Ty sagte nichts mehr, anscheinend war er mit der Antwort zufrieden. "Werden die Menschen, die Luke das angetan haben bestraft?", fragte ich schließlich. Entschlossen nickte er. "Natürlich, bereits morgen wird über ihre Strafe entschieden, wir haben hier spezielle Menschen die über gerechte Urteile entscheiden. "Okay", wisperte ich.

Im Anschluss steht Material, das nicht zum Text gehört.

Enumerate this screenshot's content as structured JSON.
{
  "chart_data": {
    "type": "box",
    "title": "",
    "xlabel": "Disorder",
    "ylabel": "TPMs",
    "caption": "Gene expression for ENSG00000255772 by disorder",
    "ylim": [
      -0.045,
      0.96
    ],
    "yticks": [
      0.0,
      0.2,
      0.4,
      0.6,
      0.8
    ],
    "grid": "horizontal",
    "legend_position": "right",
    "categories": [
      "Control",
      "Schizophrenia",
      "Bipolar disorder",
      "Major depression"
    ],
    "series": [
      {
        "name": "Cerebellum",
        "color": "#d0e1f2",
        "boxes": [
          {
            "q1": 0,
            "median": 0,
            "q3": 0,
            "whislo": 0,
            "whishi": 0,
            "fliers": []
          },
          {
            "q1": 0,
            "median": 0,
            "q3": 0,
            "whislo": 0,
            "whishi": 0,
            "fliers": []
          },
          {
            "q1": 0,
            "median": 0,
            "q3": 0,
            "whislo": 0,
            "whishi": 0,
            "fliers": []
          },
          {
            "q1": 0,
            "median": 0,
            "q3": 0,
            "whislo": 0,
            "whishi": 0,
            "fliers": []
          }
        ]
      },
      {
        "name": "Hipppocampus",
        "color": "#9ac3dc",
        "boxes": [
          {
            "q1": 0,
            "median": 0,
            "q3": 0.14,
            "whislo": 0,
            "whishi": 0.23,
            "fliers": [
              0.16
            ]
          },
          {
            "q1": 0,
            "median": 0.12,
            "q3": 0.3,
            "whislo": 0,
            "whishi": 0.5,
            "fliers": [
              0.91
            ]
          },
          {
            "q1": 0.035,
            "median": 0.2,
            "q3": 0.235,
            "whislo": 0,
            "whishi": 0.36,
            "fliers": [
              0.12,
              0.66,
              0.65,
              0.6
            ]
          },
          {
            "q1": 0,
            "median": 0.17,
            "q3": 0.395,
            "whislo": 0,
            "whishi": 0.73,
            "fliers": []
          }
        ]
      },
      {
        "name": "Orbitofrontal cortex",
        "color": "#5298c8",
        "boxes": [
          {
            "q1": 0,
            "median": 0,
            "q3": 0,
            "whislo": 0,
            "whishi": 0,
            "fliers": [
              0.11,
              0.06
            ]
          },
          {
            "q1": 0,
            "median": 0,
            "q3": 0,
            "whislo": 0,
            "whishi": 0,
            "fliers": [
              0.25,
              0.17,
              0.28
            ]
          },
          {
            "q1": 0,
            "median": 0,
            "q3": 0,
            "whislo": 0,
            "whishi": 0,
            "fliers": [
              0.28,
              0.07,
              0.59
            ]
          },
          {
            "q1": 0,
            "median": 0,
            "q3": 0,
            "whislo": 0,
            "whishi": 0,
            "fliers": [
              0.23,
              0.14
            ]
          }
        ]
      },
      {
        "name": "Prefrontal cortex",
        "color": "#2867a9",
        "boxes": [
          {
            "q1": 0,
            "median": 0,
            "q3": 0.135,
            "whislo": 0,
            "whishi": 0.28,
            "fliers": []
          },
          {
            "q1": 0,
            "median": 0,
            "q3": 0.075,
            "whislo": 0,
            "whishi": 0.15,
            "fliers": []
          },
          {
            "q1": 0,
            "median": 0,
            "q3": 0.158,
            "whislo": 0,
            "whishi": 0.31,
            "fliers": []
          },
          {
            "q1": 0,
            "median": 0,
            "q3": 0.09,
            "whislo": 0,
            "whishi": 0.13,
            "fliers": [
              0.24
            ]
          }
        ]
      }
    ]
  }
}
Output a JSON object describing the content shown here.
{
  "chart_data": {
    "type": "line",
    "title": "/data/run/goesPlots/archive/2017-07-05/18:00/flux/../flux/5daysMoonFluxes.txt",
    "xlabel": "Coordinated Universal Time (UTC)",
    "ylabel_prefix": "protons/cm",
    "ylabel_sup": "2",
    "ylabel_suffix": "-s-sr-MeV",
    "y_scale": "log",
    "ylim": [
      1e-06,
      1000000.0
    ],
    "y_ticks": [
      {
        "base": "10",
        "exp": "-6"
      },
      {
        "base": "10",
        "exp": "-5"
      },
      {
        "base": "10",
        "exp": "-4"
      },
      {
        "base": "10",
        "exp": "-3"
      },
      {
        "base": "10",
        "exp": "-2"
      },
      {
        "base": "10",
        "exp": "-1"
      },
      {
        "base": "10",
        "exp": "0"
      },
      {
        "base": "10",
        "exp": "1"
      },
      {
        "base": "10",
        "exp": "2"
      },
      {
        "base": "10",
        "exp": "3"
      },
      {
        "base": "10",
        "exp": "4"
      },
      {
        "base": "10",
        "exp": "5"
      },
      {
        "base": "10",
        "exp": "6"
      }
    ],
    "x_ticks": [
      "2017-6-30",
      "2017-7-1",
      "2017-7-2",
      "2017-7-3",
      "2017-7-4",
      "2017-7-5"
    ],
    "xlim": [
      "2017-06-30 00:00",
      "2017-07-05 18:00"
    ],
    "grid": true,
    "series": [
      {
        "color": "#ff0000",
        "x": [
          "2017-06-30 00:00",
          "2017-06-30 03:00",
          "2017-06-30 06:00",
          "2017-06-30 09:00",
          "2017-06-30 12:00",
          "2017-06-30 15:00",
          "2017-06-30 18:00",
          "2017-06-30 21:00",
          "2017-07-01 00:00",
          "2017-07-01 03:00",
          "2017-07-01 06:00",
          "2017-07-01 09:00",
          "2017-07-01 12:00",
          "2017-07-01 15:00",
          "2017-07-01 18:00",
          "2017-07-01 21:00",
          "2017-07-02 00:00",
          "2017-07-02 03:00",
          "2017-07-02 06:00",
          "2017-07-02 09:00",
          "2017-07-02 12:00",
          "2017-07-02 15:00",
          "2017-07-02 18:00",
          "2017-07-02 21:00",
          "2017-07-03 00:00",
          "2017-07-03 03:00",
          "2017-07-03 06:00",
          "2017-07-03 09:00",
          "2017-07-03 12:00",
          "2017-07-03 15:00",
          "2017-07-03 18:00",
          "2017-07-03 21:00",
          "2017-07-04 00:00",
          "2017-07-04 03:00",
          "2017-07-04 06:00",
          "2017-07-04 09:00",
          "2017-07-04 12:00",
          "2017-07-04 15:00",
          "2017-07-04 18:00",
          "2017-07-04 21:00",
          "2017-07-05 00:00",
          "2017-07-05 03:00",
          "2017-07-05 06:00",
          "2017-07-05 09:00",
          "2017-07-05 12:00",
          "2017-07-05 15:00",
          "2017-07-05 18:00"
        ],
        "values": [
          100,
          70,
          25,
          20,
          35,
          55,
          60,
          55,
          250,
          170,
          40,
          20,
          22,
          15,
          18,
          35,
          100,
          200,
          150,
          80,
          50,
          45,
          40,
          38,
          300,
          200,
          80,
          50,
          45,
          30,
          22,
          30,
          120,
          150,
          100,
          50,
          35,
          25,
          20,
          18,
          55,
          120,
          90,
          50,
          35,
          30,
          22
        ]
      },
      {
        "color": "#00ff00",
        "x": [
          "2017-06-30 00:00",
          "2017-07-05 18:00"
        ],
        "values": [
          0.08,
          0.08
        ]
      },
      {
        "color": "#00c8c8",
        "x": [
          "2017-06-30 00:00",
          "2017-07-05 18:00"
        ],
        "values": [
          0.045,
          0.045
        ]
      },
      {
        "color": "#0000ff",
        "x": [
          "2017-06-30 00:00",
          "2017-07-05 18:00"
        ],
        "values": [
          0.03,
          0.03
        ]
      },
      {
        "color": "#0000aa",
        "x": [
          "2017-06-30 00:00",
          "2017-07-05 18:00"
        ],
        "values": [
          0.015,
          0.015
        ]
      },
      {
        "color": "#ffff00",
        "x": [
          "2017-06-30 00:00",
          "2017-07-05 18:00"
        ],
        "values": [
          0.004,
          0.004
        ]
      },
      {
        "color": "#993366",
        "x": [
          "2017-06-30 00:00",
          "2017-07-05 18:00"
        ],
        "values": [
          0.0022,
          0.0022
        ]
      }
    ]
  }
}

Gerechtigkeit. Das war eine Sache die ich mir schon lange gewünscht hatte. Damals, als Seline umgebracht wurde, damals als alle Jugendlichen in die Trainingslager geliefert wurden und damals als Leila gestorben war. Nicht nur damals, auch in anderen Momenten. Ich wünschte sie mir schon das ganze Leben, doch heute, heute nach 18 Jahren habe ich es endlich realisiert. Gerechtigkeit existiert nicht. Das Wort an sich existiert, das Wort hat auch eine tolle Bedeutung, aber das Wort wird nie in die Tat umgesetzt, sonst wäre alles nicht passiert. Gerechtigkeit war eine Lüge, eine noch größere Lüge, als die die mir mein Herz brach. Die Lüge Jason Prentis.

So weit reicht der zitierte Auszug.